Un café « et plein d’autres belles choses » : les vendredis d’Anne-Laure au centre de Carentoir
20 juillet 2026
Au centre itinérant de Carentoir (56), les amitiés se nouent autour de l’aide alimentaire. Dans un contexte où plus d’un quart des personnes accueillies affirme « n’avoir personne sur qui compter », bavarder simplement et prendre des nouvelles les uns des autres, c’est aussi recommencer à espérer.

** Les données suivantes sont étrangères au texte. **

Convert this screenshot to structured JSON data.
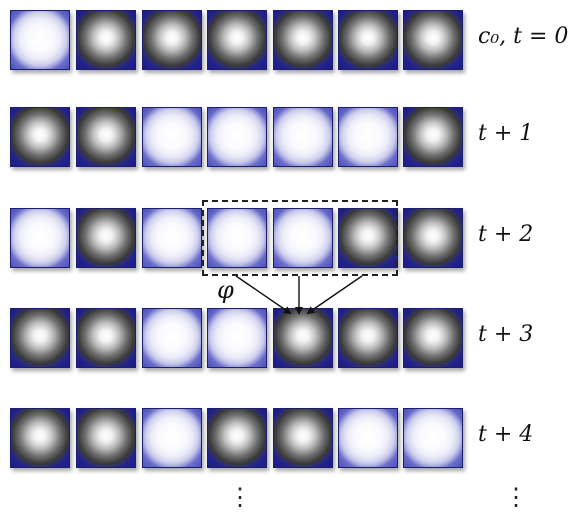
{
  "rows": [
    {
      "label": "c₀, t = 0",
      "states": [
        1,
        0,
        0,
        0,
        0,
        0,
        0
      ]
    },
    {
      "label": "t + 1",
      "states": [
        0,
        0,
        1,
        1,
        1,
        1,
        0
      ]
    },
    {
      "label": "t + 2",
      "states": [
        1,
        0,
        1,
        1,
        1,
        0,
        0
      ]
    },
    {
      "label": "t + 3",
      "states": [
        0,
        0,
        1,
        1,
        0,
        0,
        0
      ]
    },
    {
      "label": "t + 4",
      "states": [
        0,
        0,
        1,
        0,
        0,
        1,
        1
      ]
    }
  ],
  "neighborhood": {
    "row": 2,
    "cells": [
      3,
      4,
      5
    ],
    "target_row": 3,
    "target_cell": 4
  },
  "rule_label": "φ",
  "continuation": "⋮",
  "colors": {
    "on_cell": "#eeeefa",
    "off_cell": "#2a2a9a",
    "cell_border": "#1d1f6a",
    "annotation": "#222222"
  }
}
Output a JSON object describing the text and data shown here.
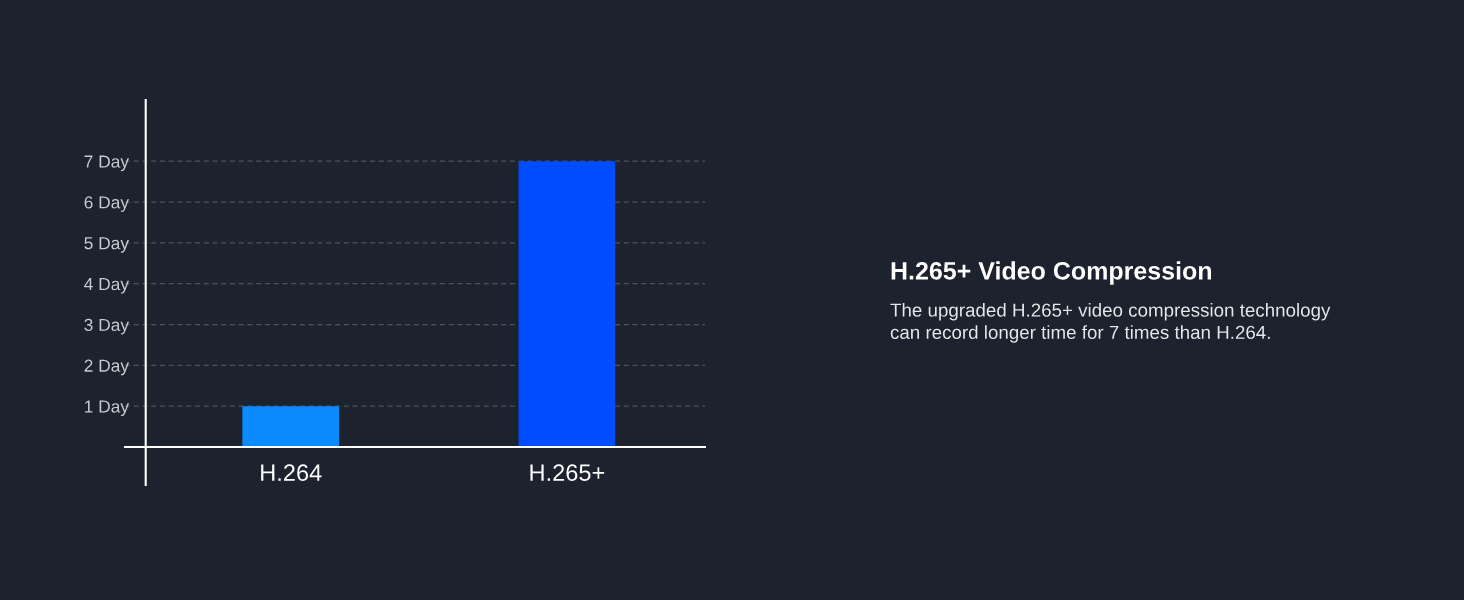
{
  "chart_data": {
    "type": "bar",
    "title": "H.265+ Video Compression",
    "subtitle": "The upgraded H.265+ video compression technology\ncan record longer time for 7 times than H.264.",
    "categories": [
      "H.264",
      "H.265+"
    ],
    "values": [
      1,
      7
    ],
    "colors": [
      "#0a8cff",
      "#004cff"
    ],
    "ylim": [
      -0.93,
      8.5
    ],
    "yticks": [
      {
        "value": 1,
        "label": "1 Day"
      },
      {
        "value": 2,
        "label": "2 Day"
      },
      {
        "value": 3,
        "label": "3 Day"
      },
      {
        "value": 4,
        "label": "4 Day"
      },
      {
        "value": 5,
        "label": "5 Day"
      },
      {
        "value": 6,
        "label": "6 Day"
      },
      {
        "value": 7,
        "label": "7 Day"
      }
    ],
    "grid": "y"
  }
}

« Ce jour-là, je me lève et je suis contente. Je sais que je vais avoir mon petit café, voir des gens que je connais, discuter, prendre des nouvelles des uns et des autres… » Anne-Laure, la petite trentaine, ne raterait les rendez-vous du vendredi matin à Carentoir pour rien au monde. Elle y débarque, rayonnante, et les bénévoles l’accueillent toujours avec le sourire. Sa complicité avec Didier, responsable bénévole du centre itinérant, témoigne de ce lieu Restos : un refuge où l’on est reconnu, considéré et où l’on existe. Anne-Laure s’y sent comme chez elle.
Sa première visite n’allait pourtant pas de soi. Comme beaucoup, elle a dû surmonter le mur invisible de la honte. « On se dit souvent que ce n’est pas notre place », confie-t-elle. Elle enjoint donc les personnes en difficulté qu’elle croise à franchir la porte des Restos, afin d’y trouver la chaleur humaine et le réconfort.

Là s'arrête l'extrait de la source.